I am trying to calculate the following integral $$I=\int\dfrac{dx}{x\sqrt{2+x-x^2}}$$
The answer in my textbook is $$-\dfrac{1}{\sqrt2}\ln\bigl|\dfrac{\sqrt{2+x-x^2}+\sqrt2}{x}+\dfrac{1}{2\sqrt2}\bigr|$$
Note that $-x^2+x+2=-(x+1)(x-2)=(2-x)(x+1),$ so the second Euler substitution is applicable. Let $$\sqrt{2+x-x^2}=t(x+1)$$ $$\sqrt{x+1}\sqrt{2-x}=t(x+1)$$ $$\sqrt{2-x}=t\sqrt{x+1} $$ $$2-t^2=x(1+t^2)$$ $$ x=\dfrac{2-t^2}{1+t^2}$$ Now we need $$\sqrt{2+x-x^2}=\dfrac{3t}{1+t^2}$$ and $$dx=\dfrac{-6t}{(1+t^2)^2}dt$$
So $$I=\int\dfrac{\frac{-6t}{(1+t^2)^2}dt}{\frac{2-t^2}{1+t^2}\cdot\frac{3t}{1+t^2}}=-2\int\dfrac{dt}{2-t^2}$$
Well, I don't see where my mistake is, but integrating the function $\dfrac{1}{(2-t^2)^2}$ won't be fun, even though it is rational.
So what am I missing, why does this problem become so technically diffucult, and what else should I try? Thanks!

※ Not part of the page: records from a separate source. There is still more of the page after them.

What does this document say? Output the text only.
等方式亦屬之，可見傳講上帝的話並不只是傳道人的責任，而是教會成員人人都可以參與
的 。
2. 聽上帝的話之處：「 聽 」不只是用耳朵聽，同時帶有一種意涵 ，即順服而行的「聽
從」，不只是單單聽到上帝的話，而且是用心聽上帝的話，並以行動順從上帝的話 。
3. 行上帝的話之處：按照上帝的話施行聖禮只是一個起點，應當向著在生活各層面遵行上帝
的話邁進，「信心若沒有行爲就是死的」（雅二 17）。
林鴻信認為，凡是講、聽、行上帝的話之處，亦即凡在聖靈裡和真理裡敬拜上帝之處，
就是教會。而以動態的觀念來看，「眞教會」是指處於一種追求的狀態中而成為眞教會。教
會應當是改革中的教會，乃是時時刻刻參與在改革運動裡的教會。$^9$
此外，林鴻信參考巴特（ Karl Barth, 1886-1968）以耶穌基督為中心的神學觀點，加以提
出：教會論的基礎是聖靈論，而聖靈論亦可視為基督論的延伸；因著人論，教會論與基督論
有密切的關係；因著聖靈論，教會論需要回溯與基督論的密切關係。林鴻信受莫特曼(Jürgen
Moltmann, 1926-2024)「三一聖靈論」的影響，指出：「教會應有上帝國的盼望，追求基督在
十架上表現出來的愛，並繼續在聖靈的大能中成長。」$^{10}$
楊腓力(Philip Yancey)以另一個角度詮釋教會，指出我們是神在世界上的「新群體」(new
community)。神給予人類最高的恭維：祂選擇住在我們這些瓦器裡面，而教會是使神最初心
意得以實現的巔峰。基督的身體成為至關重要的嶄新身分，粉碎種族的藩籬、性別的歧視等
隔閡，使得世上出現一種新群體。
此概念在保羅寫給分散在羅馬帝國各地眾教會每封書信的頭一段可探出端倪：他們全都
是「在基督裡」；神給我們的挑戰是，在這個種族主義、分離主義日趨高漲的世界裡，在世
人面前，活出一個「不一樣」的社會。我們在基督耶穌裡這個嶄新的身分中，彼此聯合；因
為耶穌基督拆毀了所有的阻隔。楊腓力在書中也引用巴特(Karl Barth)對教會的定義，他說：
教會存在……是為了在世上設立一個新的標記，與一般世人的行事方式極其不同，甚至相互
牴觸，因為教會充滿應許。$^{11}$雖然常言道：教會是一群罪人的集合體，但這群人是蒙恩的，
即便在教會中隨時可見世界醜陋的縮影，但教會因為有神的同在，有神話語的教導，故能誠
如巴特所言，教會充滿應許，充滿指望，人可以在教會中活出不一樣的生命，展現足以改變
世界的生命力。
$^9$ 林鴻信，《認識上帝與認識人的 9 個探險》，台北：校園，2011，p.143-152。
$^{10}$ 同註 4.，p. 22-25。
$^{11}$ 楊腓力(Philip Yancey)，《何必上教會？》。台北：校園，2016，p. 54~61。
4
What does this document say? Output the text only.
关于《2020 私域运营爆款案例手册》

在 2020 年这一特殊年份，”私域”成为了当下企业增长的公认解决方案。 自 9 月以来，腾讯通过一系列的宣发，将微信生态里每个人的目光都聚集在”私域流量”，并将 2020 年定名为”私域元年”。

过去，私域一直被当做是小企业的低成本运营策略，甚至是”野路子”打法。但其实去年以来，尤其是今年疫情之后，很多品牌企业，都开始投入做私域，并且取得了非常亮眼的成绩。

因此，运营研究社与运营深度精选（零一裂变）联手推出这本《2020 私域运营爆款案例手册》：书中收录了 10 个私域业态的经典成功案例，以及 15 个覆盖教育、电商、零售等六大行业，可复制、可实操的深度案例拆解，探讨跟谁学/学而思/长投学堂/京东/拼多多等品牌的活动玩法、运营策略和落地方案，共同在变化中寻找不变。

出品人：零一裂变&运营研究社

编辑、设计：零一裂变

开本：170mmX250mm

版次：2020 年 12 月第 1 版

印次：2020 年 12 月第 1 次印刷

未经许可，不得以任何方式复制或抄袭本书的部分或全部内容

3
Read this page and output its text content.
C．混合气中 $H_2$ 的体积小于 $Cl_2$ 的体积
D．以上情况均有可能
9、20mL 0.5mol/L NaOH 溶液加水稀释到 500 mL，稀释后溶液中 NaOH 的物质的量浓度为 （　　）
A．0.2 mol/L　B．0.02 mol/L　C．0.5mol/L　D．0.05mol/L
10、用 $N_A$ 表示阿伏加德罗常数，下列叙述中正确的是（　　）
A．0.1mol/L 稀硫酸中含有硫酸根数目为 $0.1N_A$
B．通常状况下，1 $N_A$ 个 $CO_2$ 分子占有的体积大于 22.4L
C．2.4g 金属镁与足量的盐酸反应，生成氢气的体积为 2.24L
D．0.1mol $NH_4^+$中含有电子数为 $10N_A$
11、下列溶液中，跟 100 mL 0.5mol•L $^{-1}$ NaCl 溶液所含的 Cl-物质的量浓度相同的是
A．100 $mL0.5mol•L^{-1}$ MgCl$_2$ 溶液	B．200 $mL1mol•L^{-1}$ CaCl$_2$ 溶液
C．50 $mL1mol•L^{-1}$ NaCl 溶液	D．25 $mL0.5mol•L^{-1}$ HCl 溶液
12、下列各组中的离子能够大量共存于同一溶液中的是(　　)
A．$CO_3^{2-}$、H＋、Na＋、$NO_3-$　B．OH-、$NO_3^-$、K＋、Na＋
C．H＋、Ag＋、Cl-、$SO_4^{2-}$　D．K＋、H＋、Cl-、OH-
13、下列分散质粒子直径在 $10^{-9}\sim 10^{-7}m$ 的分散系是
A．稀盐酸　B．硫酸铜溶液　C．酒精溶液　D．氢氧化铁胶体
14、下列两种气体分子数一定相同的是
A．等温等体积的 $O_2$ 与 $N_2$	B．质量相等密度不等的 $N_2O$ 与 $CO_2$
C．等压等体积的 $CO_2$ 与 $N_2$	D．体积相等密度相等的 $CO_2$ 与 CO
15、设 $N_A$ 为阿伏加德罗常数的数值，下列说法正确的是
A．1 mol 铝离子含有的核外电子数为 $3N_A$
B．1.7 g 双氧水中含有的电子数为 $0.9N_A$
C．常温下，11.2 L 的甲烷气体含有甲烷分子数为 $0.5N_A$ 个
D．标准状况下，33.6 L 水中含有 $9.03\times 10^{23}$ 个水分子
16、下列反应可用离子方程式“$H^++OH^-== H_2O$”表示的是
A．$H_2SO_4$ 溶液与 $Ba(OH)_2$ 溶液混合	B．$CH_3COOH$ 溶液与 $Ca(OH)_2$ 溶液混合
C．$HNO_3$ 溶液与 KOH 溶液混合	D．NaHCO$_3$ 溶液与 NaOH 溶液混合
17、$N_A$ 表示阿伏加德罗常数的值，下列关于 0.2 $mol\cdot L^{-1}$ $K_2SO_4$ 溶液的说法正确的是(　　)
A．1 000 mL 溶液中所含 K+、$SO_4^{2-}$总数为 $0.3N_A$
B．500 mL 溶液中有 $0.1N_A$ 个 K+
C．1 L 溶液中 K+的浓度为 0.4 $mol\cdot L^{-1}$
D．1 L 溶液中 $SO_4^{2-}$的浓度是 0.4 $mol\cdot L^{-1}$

The substitution you used is called Euler's third not second and i say mainly from personal preference it usually gives nasty rational functions
Using the actual Euler's second substitution
$$ \sqrt{2+x-x^2}=xt+\sqrt{2}\\ \ \\ x={1-2t\sqrt{2}\over1+t^2},\quad\sqrt{2+x-x^2}={-\sqrt{2}t^2+t+\sqrt{2}\over t^2+1}\\ \ \\ \mathrm dx={2\sqrt{2}t^2-2t-2\sqrt{2}\over(t^2+1)^2}\mathrm dt $$
Now the integration becomes
$$ \begin{align} I&=\int\frac{\mathrm dx}{x\sqrt{2+x-x^2}}=\int{{2\sqrt{2}t^2-2t-2\sqrt{2}\over(t^2+1)^2}\mathrm dt\over\left({1-2t\sqrt{2}\over1+t^2}\right)\left({-\sqrt{2}t^2+t+\sqrt{2}\over t^2+1}\right)}\\ &=\int{-2\over1-2\sqrt{2}t}\mathrm dt={1\over\sqrt{2}}\ln|2t\sqrt{2}-1|+C \end{align} $$